Neither of these two examples are pretty or comfortable sights, but let’s be real – this is the current environment today with the existing Congressional oversight structure of DHS. This type of ‘preventative medicine’ and ‘coaching’ is killing the very patient we need to be strong, upright and in the game…

Do the doctors (Congressional Members) deserve and warrant a look (oversight) at the patient under their care? Do the coaches (Congressional Members) deserve to point out the failures in the game performance of their players? The answer to both questions is a resounding “YES!” but there is not a patient, player, company or organization that can keep its attentions focused enough to succeed under these conditions.

The record on this effort is very clear – DHS and Congress have done an awful lot of organizational box ‘adjustment’ over the past five years to help ‘improve its mission performance.’ Some of those efforts have worked. At the same time, though, the demands upon the Department’s leadership and components for hearings, reports, briefings, individual meetings with State and District based companies who make the ‘magic box’ that DHS needs to buy (and mandate everyone else to buy) only continues to grow.

The resulting reports have done little but contribute to global warming by wiping out countless miles of forests to print countless pages —- just to give someone, somewhere in the bowels of a Congressional office building the opportunity to pour over pages of text in hopes of preparing the ‘gotcha’ question for the next Congressional hearing that will make their boss look good on C-Span for the folks back home.

There will always be things that are wrong and that could be done better.

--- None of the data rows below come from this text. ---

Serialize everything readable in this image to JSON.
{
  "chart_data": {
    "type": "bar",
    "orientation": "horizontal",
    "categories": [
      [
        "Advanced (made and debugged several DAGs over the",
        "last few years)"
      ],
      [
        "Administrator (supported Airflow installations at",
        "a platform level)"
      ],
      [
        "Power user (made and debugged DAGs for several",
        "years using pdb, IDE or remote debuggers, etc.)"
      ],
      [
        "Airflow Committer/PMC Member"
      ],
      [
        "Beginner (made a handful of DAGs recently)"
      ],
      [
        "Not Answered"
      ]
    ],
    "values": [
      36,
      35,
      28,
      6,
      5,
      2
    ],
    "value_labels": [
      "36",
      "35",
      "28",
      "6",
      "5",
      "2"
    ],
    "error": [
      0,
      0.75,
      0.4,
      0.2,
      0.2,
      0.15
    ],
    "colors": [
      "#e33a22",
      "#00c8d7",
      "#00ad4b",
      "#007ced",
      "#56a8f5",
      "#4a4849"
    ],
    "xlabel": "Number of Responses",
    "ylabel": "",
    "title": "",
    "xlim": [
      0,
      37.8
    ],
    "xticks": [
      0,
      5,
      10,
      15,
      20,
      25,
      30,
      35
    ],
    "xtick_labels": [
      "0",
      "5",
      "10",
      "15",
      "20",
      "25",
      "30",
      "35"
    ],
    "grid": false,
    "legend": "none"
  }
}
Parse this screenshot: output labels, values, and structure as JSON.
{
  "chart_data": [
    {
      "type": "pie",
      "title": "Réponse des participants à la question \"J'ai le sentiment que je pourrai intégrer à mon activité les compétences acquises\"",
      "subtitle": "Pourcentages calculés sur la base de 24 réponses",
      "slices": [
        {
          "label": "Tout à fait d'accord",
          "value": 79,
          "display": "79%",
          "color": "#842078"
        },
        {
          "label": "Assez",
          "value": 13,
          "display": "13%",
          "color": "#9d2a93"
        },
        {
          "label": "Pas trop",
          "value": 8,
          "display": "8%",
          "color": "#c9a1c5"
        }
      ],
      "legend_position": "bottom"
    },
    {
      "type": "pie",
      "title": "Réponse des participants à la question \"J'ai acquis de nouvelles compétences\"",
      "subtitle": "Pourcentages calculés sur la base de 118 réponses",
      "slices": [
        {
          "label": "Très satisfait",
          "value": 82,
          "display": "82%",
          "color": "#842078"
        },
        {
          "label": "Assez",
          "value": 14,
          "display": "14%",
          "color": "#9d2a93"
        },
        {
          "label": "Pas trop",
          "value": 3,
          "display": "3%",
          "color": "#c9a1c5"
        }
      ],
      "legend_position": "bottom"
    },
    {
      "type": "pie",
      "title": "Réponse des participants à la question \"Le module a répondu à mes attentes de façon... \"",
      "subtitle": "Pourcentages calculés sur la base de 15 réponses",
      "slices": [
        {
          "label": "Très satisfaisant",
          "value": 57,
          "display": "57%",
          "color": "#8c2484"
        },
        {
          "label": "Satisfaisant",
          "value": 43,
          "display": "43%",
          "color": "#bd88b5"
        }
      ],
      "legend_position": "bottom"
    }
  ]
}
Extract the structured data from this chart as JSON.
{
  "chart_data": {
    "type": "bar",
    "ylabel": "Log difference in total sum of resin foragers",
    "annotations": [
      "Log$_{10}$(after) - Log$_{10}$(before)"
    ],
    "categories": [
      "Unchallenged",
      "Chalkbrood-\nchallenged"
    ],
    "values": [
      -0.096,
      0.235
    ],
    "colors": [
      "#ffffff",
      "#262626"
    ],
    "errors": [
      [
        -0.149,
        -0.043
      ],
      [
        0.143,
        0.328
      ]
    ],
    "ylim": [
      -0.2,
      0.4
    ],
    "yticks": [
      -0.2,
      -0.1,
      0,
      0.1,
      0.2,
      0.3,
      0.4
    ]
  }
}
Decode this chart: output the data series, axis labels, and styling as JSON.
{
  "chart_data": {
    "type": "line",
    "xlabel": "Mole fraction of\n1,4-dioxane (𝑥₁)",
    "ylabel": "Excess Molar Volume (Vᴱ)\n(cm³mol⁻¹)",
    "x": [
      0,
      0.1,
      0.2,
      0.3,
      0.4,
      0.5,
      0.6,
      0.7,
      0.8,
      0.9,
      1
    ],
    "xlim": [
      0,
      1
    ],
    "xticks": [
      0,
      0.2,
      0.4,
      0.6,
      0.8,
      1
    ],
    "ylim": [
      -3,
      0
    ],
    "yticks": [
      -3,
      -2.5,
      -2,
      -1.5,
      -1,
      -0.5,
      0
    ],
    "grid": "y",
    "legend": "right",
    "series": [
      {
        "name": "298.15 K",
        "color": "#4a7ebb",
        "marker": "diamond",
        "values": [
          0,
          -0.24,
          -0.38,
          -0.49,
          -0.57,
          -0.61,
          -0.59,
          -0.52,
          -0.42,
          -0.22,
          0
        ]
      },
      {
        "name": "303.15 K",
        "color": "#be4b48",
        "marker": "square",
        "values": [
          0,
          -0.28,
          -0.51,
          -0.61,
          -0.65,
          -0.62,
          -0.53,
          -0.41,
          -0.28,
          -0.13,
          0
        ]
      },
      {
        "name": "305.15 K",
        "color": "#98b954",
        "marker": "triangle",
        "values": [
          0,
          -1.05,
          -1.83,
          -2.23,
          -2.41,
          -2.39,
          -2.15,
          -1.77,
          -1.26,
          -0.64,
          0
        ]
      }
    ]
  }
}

The Department, its people and its programs should all be held accountable through oversight. However, using 86 Bobby Knights is not the way to do it.

For all of the celebratory hoopla that went into the passage of the remaining 9/11 Commission Recommendations last year, the esteemed leadership of Congress left one out – the streamlining of Congressional oversight of homeland security. Now that’s leadership we can all be proud of…

If reports like this want to really have an impact on the future of homeland security, the Center for American Progress and similar organizations would do best to recognize the foundations that are in place and instead identify ways to correct the doctors and coaches who are killing the Department we desperately need to succeed.